The first time you do a windshield wiper you may not be prepared for how much upper body strength you need so brace yourself. The exercise is harder than it looks and is not just an abs exercise. There is a lot of upper body pulling involved so be ready to work your whole body.
There are many times with fitness where we ignore muscles that are not seen. There is nothing wrong with training for aesthetic goals, we have all done that but it is also important to be strong in the muscles you can’t see working in the mirror, things like the hamstrings, glutes and spinal erectors.
Bridges are a great way to achieve this, they are more associated with yoga rather than strength training but make no mistake, the single-leg bridge builds spectacular strength in the posterior area.
Start your single-leg bridge by lying on your back with your knees bent, feet flat on the floor and arms at your sides, palms down. Press your feet into the floor, raising your hips into the air as high as possible, squeezing your glutes. Lift one foot above your hips with the elevated leg perpendicular to the ground. You will have to press very hard with your grounded foot to keep your body up in the air but be certain to train both sides evenly.
Your shoulders do receive a proper workout from push-ups, pull-ups and planks but when you do handstand push-ups you then enter a new realm where the primary mover is now the shoulders.
Even people who are adept at pressing huge loads on the military press are usually surprised when they attempt handstand push-ups. Like the bodyweight skullcrusher, the exclusion of a bench or other external stabilizer means you have to keep a tight body so you can brace and support yourself.
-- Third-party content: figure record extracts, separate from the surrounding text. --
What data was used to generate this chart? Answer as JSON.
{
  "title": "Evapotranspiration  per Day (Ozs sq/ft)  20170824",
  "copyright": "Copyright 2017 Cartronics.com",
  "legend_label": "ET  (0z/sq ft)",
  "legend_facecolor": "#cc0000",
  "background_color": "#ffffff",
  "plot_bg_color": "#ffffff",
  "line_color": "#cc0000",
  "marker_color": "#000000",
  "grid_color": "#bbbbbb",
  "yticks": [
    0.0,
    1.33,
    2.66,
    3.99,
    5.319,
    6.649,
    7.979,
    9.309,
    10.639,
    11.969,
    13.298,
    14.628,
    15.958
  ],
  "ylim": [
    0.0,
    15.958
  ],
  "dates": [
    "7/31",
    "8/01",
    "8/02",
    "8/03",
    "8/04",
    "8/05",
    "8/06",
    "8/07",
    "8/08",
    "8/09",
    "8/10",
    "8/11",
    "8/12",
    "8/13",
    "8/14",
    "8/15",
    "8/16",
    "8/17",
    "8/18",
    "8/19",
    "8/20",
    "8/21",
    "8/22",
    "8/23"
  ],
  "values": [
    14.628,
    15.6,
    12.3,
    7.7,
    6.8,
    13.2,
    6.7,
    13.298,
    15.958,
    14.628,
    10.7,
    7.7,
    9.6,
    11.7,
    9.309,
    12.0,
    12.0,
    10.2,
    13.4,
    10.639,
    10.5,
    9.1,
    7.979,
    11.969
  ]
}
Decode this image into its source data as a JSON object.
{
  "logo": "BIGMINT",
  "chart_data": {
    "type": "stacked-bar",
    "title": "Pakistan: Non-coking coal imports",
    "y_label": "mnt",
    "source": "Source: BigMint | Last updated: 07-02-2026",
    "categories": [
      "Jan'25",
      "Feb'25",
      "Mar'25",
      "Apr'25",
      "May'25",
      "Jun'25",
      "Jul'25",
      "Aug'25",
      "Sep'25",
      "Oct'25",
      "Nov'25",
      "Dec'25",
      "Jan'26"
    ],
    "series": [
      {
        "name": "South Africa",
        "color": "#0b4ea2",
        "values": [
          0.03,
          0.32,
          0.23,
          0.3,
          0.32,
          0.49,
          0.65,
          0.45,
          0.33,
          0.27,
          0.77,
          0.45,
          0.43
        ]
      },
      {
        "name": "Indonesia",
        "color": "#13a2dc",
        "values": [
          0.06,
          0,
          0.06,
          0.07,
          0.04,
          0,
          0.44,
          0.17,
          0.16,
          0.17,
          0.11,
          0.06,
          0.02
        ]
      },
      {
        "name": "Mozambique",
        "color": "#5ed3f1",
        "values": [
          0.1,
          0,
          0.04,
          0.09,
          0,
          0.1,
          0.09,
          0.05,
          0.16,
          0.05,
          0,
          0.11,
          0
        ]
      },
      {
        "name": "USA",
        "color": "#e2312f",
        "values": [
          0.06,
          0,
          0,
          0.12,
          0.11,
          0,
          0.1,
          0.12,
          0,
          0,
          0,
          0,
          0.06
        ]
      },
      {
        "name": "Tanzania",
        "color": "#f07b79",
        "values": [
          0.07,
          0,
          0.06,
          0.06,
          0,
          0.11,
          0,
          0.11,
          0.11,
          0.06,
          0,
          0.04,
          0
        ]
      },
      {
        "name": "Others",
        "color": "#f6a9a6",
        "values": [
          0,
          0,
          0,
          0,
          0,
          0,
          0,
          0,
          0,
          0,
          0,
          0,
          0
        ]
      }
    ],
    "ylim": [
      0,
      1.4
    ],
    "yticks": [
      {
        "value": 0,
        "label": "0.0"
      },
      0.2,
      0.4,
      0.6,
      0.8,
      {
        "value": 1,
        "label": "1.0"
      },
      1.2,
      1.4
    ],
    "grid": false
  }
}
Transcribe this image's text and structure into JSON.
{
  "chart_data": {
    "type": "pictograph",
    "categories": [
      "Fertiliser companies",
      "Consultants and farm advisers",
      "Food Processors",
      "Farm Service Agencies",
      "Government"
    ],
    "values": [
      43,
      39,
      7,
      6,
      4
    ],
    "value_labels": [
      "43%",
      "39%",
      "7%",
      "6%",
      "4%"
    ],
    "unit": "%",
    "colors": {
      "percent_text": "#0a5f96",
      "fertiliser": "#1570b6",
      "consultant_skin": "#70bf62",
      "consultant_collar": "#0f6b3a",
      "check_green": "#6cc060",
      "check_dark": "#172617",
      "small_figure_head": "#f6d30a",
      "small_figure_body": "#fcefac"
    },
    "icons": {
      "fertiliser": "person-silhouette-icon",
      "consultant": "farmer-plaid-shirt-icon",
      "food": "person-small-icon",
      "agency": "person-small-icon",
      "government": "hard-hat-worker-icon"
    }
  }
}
You can start by kicking up into a handstand against the wall. Be sure that your elbows are locked at the start to help prevent any unfortunate mishaps and then lower yourself down until the top of your head comes in contact with the ground. Now, push yourself back up, keeping your entire body taut the whole time. Next, engage your glutes and abs in order to avoid bending your back excessively and try not to flare out your elbows. You can also do this exercise with a narrower grip for additional triceps emphasis.
Once you put any of these moves into your program, you will definitely rock your body in unprecedented ways. If you have found yourself at a plateau, physically or mentally then these might be the thing to light the inspirational fire you have been seeking from your workouts.
Give these bodyweight workouts a try and push for even greater results than before.